BiometricBlender: Ultra-high dimensional, multi-class synthetic data generator to imitate biometric feature space
Marcell Stippinger,
Dávid Hanák,
Marcell T. Kurbucz,
Gergely Hanczár,
Olivér M. Törteli,
Zoltán Somogyvári
Affiliations
Marcell Stippinger
Department of Computational Sciences, Wigner Research Centre for Physics, 29-33 Konkoly-Thege Miklós Street, H-1121 Budapest, Hungary; Corresponding author.
Dávid Hanák
Cursor Insight, 20-22 Wenlock Road, N1 7GU London, United Kingdom
Marcell T. Kurbucz
Department of Computational Sciences, Wigner Research Centre for Physics, 29-33 Konkoly-Thege Miklós Street, H-1121 Budapest, Hungary; Institute of Data Analytics and Information Systems, Corvinus University of Budapest, 8 Fővám Square, H-1093, Hungary
Gergely Hanczár
Cursor Insight, 20-22 Wenlock Road, N1 7GU London, United Kingdom
Olivér M. Törteli
Cursor Insight, 20-22 Wenlock Road, N1 7GU London, United Kingdom
Zoltán Somogyvári
Department of Computational Sciences, Wigner Research Centre for Physics, 29-33 Konkoly-Thege Miklós Street, H-1121 Budapest, Hungary
The lack of freely available (real-life or synthetic) high or ultra-high dimensional, multi-class datasets may hamper the rapidly growing research on feature screening, especially in the field of biometrics, where the usage of such datasets is common.
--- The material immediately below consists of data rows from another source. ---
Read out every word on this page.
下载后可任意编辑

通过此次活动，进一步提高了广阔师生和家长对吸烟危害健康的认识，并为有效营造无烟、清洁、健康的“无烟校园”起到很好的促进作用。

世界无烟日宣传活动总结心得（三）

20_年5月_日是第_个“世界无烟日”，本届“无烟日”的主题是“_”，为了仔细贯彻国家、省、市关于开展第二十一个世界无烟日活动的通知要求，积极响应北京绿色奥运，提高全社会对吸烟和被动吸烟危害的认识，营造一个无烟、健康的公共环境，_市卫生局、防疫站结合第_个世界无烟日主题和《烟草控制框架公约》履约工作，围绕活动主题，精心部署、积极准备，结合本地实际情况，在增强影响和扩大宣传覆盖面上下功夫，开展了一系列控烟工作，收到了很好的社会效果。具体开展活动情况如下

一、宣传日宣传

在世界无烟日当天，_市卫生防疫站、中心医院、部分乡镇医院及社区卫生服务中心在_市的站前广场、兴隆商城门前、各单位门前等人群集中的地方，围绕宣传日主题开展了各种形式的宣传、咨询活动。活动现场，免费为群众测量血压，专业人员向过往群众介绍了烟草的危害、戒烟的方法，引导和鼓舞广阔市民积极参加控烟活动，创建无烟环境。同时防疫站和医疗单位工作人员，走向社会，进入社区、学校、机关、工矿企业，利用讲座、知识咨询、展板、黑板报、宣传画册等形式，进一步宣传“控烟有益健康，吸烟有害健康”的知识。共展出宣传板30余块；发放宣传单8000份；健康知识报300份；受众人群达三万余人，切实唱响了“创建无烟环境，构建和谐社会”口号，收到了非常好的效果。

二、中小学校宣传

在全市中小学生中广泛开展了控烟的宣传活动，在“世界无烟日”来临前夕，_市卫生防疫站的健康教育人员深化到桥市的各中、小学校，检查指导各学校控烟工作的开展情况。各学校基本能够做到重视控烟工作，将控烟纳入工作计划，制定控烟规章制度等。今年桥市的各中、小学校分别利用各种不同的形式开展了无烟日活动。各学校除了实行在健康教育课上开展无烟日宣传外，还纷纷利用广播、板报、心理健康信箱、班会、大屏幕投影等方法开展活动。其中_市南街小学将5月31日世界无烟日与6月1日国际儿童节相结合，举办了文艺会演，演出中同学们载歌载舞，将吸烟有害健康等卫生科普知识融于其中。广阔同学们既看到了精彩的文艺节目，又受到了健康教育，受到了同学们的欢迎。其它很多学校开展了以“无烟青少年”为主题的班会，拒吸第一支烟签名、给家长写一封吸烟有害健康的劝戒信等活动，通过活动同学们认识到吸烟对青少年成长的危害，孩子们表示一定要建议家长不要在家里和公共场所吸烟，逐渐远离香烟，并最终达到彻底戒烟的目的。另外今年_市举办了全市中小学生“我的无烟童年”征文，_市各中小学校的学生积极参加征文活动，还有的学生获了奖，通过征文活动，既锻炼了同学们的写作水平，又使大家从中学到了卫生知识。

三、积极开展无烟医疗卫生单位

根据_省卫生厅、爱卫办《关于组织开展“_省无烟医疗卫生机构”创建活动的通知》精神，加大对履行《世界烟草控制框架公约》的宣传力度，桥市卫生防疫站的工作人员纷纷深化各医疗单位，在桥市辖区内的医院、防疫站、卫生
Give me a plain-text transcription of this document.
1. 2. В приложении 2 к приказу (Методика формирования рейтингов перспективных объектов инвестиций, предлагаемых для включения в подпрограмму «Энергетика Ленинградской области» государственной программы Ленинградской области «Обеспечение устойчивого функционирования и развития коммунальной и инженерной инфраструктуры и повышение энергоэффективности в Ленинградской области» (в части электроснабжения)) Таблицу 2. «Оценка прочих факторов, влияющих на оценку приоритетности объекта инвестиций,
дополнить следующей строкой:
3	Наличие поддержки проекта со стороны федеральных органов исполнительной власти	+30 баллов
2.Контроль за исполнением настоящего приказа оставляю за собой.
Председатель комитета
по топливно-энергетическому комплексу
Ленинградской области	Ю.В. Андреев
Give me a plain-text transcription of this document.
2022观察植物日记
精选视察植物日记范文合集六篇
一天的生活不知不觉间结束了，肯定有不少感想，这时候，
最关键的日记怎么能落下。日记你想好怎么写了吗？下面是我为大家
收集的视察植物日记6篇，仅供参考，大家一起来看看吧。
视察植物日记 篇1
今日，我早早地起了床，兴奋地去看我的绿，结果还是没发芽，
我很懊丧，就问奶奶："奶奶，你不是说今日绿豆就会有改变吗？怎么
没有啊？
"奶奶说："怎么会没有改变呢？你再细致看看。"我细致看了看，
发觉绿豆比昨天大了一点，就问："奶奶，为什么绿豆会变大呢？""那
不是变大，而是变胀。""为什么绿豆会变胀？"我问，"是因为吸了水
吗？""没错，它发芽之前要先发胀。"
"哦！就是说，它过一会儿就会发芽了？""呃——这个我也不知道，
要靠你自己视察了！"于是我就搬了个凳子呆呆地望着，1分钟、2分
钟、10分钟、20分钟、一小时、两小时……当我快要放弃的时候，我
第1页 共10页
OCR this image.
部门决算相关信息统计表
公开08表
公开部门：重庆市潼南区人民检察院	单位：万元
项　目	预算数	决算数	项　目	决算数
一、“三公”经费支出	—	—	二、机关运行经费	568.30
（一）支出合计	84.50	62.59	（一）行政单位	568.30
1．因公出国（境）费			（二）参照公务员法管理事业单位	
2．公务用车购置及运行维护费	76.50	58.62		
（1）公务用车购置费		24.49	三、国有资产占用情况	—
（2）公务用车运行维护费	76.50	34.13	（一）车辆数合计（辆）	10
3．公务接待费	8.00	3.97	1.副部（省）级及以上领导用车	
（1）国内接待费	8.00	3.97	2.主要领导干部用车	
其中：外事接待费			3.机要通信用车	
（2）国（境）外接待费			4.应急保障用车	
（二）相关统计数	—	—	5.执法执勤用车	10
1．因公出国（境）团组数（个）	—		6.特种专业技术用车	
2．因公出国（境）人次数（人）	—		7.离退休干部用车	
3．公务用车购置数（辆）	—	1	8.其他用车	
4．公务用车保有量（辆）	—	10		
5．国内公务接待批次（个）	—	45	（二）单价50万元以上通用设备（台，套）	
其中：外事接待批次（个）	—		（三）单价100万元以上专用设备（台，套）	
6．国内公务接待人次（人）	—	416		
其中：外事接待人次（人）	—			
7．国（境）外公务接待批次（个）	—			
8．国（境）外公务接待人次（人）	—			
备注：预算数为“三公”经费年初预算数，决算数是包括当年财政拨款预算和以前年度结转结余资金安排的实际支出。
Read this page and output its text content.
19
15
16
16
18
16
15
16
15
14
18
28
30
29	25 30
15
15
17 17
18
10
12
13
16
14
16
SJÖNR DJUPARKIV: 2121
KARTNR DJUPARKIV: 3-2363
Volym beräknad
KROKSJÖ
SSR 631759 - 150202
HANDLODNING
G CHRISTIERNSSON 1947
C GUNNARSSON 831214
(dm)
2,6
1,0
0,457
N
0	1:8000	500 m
This paper reports a Python package called BiometricBlender, which is an ultra-high dimensional, multi-class synthetic data generator to benchmark a wide range of feature screening methods. During the data generation process, the overall usefulness and the intercorrelations of blended features can be controlled by the user, thus the synthetic feature space is able to imitate the key properties of a real biometric dataset.